Every Saturday at the Table des bons vivants, Laurent Mariotte, his columnists and his guests give us their best recipes.

Today, the chef Sandrine Esteves of the restaurant Le Petit Victor Hugo, Paris 16th, offers us scallops with pumpkin purée and carrot juice.

Recipe :

4 kg of scallops (shelled by your fishmonger, count 4 nuts per person)


1 pumpkin


20 g of ginger


1 stick of lemongrass


135 g of butter


50 cl of carrot juice


200 g of chestnuts in jars, already cooked (optional)


Espelette pepper Olive


oil 


Salt


Infuse the carrot juice over low heat with the lemongrass and peeled ginger.


Add 100 g of butter and mix in the saucepan. Book.

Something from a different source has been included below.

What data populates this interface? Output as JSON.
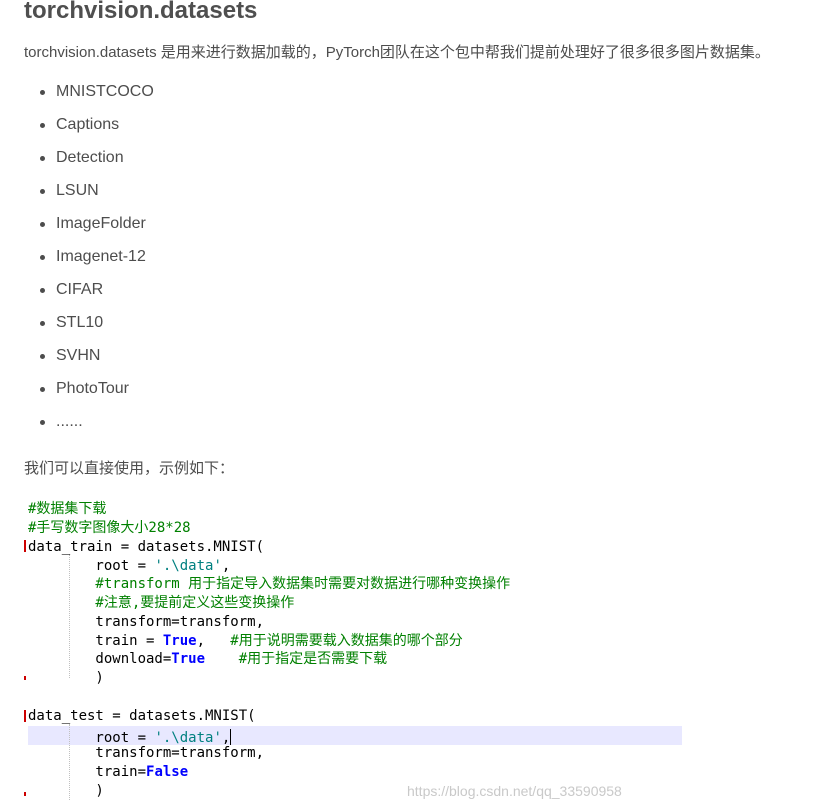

Cut the pumpkin in four and steam it, check the doneness with the tip of a knife. Mix with 30 g of butter, salt and pepper and add a pinch of Espelette pepper. Keep warm.


Oil and salt your nuts.

In a very hot pan, cook them barely 1 min on each side.

Serve the mash, place your nuts on top and sprinkle with two spoons of carrot juice mounted in butter.


(Brown the crumbled chestnuts in a sauté pan with a good knob of butter, then arrange them on the nuts).